When Hallé St Peters was built in 1859, Ancoats was a very different place: a thriving industrial district with a population of more than 50,000, scattered with giant red-bricked cotton mills which stood between the Ashton and Rochdale canals. Now, on these once overcrowded streets – Cotton Street, Blossom Street, Hood Street – empty buildings stand quietly, with bricks where windows used to be.

Poets & Players put on a free Manchester Literature Festival Event every year. This year’s line-up featured the two poets Michael Symmons Roberts and Michael Schmidt, alongside the Nat Birchall Quintet – who were missing a member so became a quartet for the day.

It is a beautiful space: white with perfect light coming from stain-glass windows as well as dozens of bulbs. The poets had to stand on a painted wooden-box platform so the vast audience could all get a glimpse of them as they read.

Symmons Roberts read first, after the warm, twinkly jazz. He read poems from his latest book Drysalter, which won this year’s Forward Prize for best poetry collection. The book is composed of 150 poems of 15 lines, which he said he liked because knowing how long each poem will be is ‘one less thing you have to worry about’. He read two of his ‘booth’ poems – ‘Hurricane-booth’ (apparently there’s one at Chester Zoo) and ‘Photo-booth’ – and explained that he found this sort of space subconsciously recurring in his poetry.
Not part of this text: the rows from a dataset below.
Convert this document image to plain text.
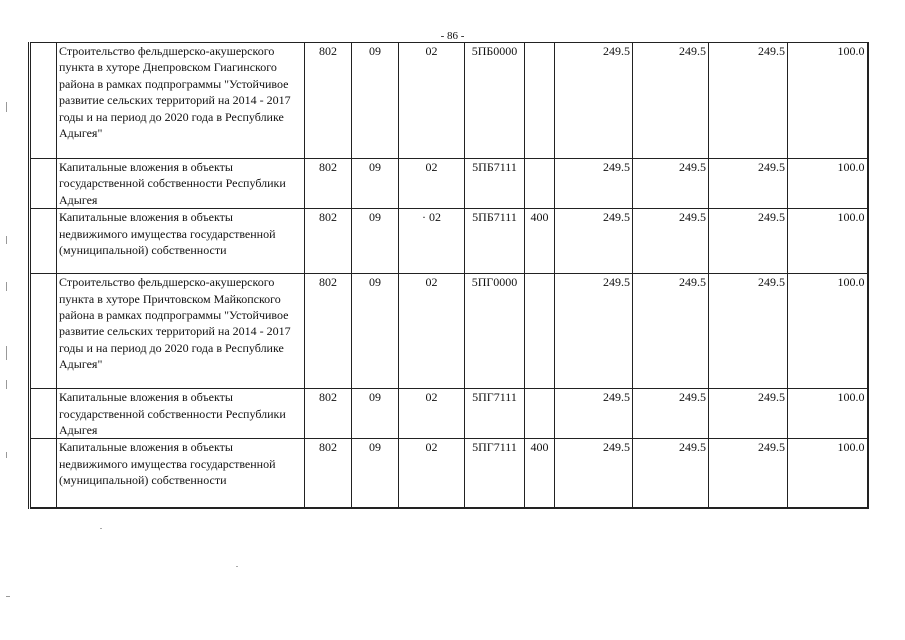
- 86 -
	Строительство фельдшерско-акушерского пункта в хуторе Днепровском Гиагинского района в рамках подпрограммы "Устойчивое развитие сельских территорий на 2014 - 2017 годы и на период до 2020 года в Республике Адыгея"	802	09	02	5ПБ0000		249.5	249.5	249.5	100.0
	Капитальные вложения в объекты государственной собственности Республики Адыгея	802	09	02	5ПБ7111		249.5	249.5	249.5	100.0
	Капитальные вложения в объекты недвижимого имущества государственной (муниципальной) собственности	802	09	· 02	5ПБ7111	400	249.5	249.5	249.5	100.0
	Строительство фельдшерско-акушерского пункта в хуторе Причтовском Майкопского района в рамках подпрограммы "Устойчивое развитие сельских территорий на 2014 - 2017 годы и на период до 2020 года в Республике Адыгея"	802	09	02	5ПГ0000		249.5	249.5	249.5	100.0
	Капитальные вложения в объекты государственной собственности Республики Адыгея	802	09	02	5ПГ7111		249.5	249.5	249.5	100.0
	Капитальные вложения в объекты недвижимого имущества государственной (муниципальной) собственности	802	09	02	5ПГ7111	400	249.5	249.5	249.5	100.0
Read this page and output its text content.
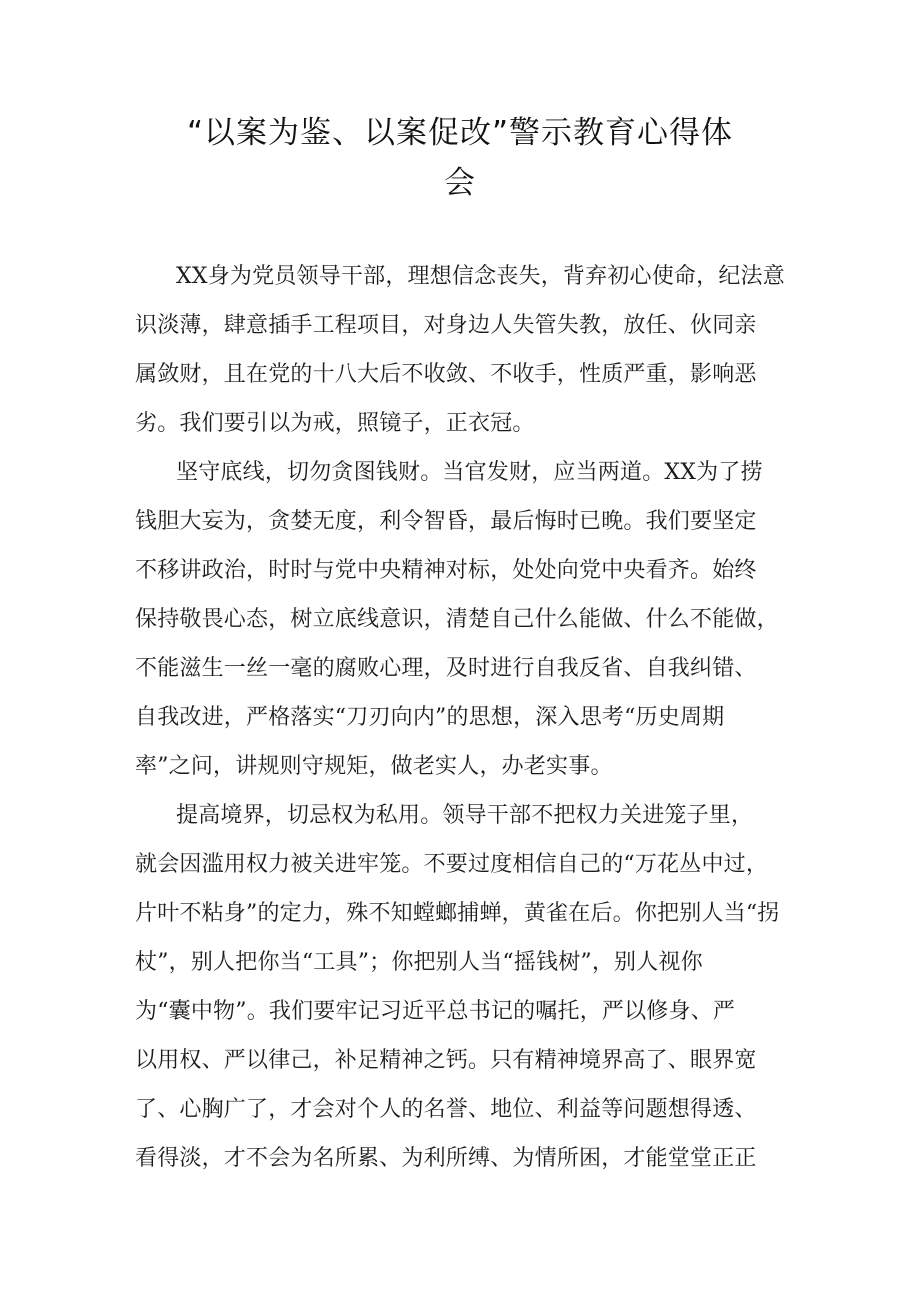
“以案为鉴、以案促改”警示教育心得体
会
XX身为党员领导干部，理想信念丧失，背弃初心使命，纪法意
识淡薄，肆意插手工程项目，对身边人失管失教，放任、伙同亲
属敛财，且在党的十八大后不收敛、不收手，性质严重，影响恶
劣。我们要引以为戒，照镜子，正衣冠。
坚守底线，切勿贪图钱财。当官发财，应当两道。XX为了捞
钱胆大妄为，贪婪无度，利令智昏，最后悔时已晚。我们要坚定
不移讲政治，时时与党中央精神对标，处处向党中央看齐。始终
保持敬畏心态，树立底线意识，清楚自己什么能做、什么不能做，
不能滋生一丝一毫的腐败心理，及时进行自我反省、自我纠错、
自我改进，严格落实“刀刃向内”的思想，深入思考“历史周期
率”之问，讲规则守规矩，做老实人，办老实事。
提高境界，切忌权为私用。领导干部不把权力关进笼子里，
就会因滥用权力被关进牢笼。不要过度相信自己的“万花丛中过，
片叶不粘身”的定力，殊不知螳螂捕蝉，黄雀在后。你把别人当“拐
杖”，别人把你当“工具”；你把别人当“摇钱树”，别人视你
为“囊中物”。我们要牢记习近平总书记的嘱托，严以修身、严
以用权、严以律己，补足精神之钙。只有精神境界高了、眼界宽
了、心胸广了，才会对个人的名誉、地位、利益等问题想得透、
看得淡，才不会为名所累、为利所缚、为情所困，才能堂堂正正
Schmidt read from his new collection of poetry Stories of My Life, which included a mesmerising elegy called ‘Agatha’ about a school-friend of his who died. The poem was written much later than the event so that the childishness of the voice mixes with adult reflection. The other poem that stood out for me was ‘The Death of the Novel’, a reference to his new book The Novel: An Autobiography (which was going to be called The Life of the Novel but that name was taken). The poem was written on various train journeys, and retells the tragic deaths of a huge list of major characters from classic novels. It made me want to run home and look up all the characters to find out which novels they were from. And I did.